¿Que
hubiera podido hacer yo? La buscaba todas las veces que miraba a través del
mismo cristal, y no lograba que estuviese posada en la misma ventana, eso
quería y eso quiero, pero a veces pasaba una o dos horas esperando su salida,
para terminar por convencerme de que ese día, justo a esas horas decidió salir,
o decidió definitivamente no entrar, no acompañarme a ese lugar de pensamientos
truncos, no seguir construyendo un puente sobre imaginarios caminos.
No
la veía a diario, tampoco hacía parte de mis estudiantes de curso y menos una
de mis colegas, solo era una vecina más, o tal vez la única; siempre mis ojos,
siempre mirar en esa dirección.

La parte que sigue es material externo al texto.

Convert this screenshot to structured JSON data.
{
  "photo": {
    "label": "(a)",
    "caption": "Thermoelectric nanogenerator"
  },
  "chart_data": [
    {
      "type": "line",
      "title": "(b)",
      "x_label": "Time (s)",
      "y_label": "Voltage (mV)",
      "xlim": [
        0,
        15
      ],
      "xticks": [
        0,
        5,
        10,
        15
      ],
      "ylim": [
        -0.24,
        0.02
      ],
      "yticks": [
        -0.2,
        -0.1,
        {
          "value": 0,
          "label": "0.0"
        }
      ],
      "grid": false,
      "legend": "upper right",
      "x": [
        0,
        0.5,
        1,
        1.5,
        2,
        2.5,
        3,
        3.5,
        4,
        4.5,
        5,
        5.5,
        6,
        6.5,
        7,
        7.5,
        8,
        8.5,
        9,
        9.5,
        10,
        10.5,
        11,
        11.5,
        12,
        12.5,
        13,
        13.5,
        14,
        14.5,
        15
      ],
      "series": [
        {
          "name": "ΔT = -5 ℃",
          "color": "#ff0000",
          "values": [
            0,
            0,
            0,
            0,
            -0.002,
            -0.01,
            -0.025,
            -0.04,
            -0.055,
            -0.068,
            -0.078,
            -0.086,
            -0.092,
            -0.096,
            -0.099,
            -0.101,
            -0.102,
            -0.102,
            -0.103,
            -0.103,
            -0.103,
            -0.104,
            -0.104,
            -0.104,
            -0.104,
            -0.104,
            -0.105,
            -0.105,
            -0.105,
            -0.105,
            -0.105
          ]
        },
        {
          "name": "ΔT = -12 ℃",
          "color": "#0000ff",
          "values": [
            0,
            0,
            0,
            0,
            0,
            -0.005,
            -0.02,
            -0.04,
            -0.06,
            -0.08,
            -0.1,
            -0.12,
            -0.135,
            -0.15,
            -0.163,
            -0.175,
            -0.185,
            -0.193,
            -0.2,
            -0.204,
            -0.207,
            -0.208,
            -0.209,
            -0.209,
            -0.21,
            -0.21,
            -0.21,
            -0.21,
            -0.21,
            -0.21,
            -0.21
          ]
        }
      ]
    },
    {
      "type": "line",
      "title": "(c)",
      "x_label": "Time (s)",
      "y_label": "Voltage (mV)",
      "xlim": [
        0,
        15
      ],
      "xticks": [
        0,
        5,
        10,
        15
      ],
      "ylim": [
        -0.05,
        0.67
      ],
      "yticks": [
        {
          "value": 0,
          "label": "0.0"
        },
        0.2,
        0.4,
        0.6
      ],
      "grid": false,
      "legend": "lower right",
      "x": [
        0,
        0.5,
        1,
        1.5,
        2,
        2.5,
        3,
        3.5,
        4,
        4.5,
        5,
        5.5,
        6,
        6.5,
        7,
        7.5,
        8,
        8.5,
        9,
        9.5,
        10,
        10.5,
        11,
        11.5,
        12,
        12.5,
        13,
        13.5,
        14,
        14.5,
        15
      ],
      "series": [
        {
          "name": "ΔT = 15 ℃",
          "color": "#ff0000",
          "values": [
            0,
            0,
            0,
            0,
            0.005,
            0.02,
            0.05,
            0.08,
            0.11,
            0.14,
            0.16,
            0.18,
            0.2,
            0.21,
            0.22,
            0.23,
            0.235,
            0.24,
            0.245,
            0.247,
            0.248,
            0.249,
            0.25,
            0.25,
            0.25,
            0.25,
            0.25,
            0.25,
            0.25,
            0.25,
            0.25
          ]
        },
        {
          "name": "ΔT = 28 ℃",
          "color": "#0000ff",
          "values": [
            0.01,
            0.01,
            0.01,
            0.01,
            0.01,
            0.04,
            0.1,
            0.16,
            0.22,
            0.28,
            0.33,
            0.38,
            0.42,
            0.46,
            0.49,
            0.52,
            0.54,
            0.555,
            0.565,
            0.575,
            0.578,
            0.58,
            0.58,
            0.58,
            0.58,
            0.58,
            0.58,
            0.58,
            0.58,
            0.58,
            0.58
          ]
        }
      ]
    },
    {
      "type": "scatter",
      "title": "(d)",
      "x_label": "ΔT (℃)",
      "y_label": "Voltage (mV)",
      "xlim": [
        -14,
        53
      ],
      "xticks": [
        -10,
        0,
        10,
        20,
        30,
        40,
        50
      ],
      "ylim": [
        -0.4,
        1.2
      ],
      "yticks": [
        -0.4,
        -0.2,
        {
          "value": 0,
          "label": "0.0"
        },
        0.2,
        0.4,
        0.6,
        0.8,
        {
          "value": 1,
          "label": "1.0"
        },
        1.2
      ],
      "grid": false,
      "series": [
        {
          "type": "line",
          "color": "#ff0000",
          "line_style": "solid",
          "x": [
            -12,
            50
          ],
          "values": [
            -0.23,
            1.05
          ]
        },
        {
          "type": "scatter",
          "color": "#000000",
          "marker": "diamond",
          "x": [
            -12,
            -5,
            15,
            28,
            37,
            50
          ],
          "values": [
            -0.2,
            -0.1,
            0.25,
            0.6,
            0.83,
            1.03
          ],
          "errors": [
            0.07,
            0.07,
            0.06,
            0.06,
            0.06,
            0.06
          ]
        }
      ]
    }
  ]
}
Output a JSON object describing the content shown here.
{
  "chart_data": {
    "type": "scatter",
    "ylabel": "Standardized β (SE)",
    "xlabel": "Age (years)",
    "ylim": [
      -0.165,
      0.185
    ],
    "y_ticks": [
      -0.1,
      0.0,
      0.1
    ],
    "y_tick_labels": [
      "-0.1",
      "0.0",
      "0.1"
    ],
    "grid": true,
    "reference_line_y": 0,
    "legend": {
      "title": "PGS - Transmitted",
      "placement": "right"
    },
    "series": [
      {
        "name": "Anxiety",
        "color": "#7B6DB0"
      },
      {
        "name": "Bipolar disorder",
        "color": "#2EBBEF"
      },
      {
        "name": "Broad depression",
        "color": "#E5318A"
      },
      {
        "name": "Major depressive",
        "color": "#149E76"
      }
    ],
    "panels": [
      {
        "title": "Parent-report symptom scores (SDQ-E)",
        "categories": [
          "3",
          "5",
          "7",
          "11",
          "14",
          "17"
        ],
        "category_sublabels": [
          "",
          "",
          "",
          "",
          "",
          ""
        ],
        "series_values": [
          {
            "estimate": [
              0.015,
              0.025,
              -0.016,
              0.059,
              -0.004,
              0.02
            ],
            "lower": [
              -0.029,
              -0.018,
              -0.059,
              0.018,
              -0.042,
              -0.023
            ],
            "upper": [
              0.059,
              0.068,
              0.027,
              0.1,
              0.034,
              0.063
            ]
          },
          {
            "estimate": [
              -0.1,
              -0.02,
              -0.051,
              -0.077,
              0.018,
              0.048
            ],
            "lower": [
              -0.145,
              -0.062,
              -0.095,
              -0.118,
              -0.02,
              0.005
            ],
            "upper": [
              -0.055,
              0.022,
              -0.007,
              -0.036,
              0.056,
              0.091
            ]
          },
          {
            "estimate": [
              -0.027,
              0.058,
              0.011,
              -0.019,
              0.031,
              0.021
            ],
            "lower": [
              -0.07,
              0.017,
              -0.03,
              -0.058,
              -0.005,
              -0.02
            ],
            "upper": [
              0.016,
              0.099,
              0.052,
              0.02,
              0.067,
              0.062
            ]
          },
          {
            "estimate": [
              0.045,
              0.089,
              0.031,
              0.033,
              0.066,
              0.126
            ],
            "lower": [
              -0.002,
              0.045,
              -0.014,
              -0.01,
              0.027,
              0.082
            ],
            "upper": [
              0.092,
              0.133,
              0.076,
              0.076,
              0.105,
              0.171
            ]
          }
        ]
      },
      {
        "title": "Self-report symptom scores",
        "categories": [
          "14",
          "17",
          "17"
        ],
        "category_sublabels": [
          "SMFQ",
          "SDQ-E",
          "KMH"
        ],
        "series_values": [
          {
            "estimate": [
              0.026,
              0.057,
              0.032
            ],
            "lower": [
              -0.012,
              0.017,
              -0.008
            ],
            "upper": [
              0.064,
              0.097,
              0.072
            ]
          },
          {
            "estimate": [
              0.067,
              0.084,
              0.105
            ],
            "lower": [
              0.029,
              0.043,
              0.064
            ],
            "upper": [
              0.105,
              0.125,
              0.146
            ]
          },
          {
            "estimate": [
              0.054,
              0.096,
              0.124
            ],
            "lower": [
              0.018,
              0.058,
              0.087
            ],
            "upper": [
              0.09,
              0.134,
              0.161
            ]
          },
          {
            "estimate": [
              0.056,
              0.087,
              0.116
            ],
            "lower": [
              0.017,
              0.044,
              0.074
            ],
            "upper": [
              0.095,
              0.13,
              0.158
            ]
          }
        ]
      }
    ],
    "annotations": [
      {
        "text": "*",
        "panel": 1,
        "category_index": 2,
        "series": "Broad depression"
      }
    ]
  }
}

A veces (unas pocas) tengo el recuerdo de
haberla visto mirándome, son recuerdos bonitos, sus pupilas brillaban o el invento
que yo hacía de sus ojos. Y mis mañanas pasaban como todas las anteriores,
secas, sin nada novedoso que contarle a mis zapatos o algo que ellos quisieran
alcanzar y contarme a mí, eran días fríos, sin ella y llenos de sonrisas cuando
aparecía. Parecía despertar con cosquillas pues cuando la veía, esas pocas
veces sostenía en sus labios una sonrisa duradera y una mirada que si no era
hacia mí era hacia algo en mi ventana, o algo aquí adentro que no logro
identificar aun.
Yo
me sentaba, después de verla, a dibujar esa carita tierna que miraba a través
de un cristal, no pintaba un edén y luego ponía su rostro en él, no, era un
poco más natural, tratando de hacer mía la imagen y por medio de eso, hacer que
la mirada y los ojos y la sonrisa fueran haciendo parte de mi ventana, de mis
ojos y mi cuarto entero, tratar de transportarla de tenerla junto a mí unos
minutos, como ahora que la escribo y siento dibujarla al lado mío, sentada en
mi cama, viendo como le hablo y la escribo, viendo mi poco talento a la hora de
describirla y eso que siento que sabe más de mí que eso que una vez pensé. Ella, muy dentro de sí, piensa en mí, en las
noches o en las tardes cuando llega de clase, lo hace al abrir esa ventana, cuando
permite que entre en su cuarto como tantas veces entra en el mío, sé eso por su
mirada.
Hoy
espero encontrarla en la ventana cuando entre en mi casa, cuando quiera empezar
los planes de dormirme, hoy quiero su compañía y no quiero solo imaginarla, hoy
quiero que conozca mi puerta, enseñarle a abrir el cerrojo, que conozca mis
almohadas, hoy quiero que sea ella la que escriba y sea ella la que diga cómo
me mira. Hoy quiero estar con ella sentirla ahí y que me mire desde mi ventana.
No pretendo encerrarla en mi cuarto, pero sí que viva dentro, no quiero
mostrarle mi corazón y que vea como late, no, lo que quiero es dárselo que lo
sienta suyo y que sabiendo mi dependencia me permita vivir a su lado.